The guy who never finished high school. The guy who still counted on his fingers when nobody was looking. The guy whose whole life fit inside a one-bedroom cottage behind the greenhouse.
Mom used to tell me not to ask questions.
Limítate a hacer tu trabajo, mijo.
Just do your job.
People like us didn't need to know everything. We planted the flowers. Trimmed the hedges. Fixed what broke. Asked no questions.
Questions got people in trouble. Questions got people fired. Questions reminded rich people you were there.
I looked around the ballroom.
The blonde woman wrote notes like she was preparing for an exam. The guy in the suit sat perfectly still, staring at the screen. The girl beside me looked like she might cry.
Nobody looked like a killer. Then again, what the hell did I know?
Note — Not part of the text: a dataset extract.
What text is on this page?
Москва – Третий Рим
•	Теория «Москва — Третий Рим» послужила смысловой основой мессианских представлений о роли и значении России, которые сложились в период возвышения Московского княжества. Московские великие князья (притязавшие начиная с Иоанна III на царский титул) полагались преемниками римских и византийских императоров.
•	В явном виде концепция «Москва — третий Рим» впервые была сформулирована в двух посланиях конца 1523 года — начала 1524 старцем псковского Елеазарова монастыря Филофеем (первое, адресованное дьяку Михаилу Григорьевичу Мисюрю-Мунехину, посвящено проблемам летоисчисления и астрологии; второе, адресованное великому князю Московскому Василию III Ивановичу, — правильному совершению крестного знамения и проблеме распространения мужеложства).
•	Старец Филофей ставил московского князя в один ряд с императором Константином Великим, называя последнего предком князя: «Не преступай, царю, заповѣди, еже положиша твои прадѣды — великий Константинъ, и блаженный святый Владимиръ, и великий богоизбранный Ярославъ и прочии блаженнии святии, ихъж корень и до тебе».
Mi mamí had spent years teaching me how to care for roses. How to prune fruit trees. How to winterize the gardens.
She never taught me how to solve a murder.
The number hit me a few seconds late. Four hundred and twenty billion dollars. Split four ways.
I tried to picture that much money and couldn't. A hundred dollars, sure. Maybe thousand. Probably not a million.
But a billion?
That wasn't money anymore. That was something else. Something people like me weren't supposed to have.
My mind skipped somewhere practical instead.
Mr. Ashwood owned the estate. The estate paid my wages. So if he was dead... Who signed my paychecks? Did I still have a job? Would they shut the place down? Sell it?
The thought hit me harder than the inheritance. The gardens needed tending. The roses wouldn't survive winter without preparation. Mom's roses.
My chest tightened. Then another thought crashed into the first.
Dally, idiota.
If this thing was real, if any of what Mr. Ashwood said was true, I wouldn't need somebody else to sign my paychecks. I'd sign them myself.
The idea felt ridiculous.
Like imagining the moon deciding to fall out of the sky.
I looked down at my hands. Scratches covered my knuckles from the thorns out front. Dirt still sat beneath my fingernails no matter how hard I'd scrubbed. The hands of a groundskeeper.
Not the hands of a billionaire.
I glanced back at the screen.
Mr. Ashwood's face filled the ballroom. Calm. Certain.
Like he knew exactly what he was doing. Maybe he did.
I wished Mom were sitting beside me. She always knew what to do when life stopped making sense.
And right now, nothing made sense at all.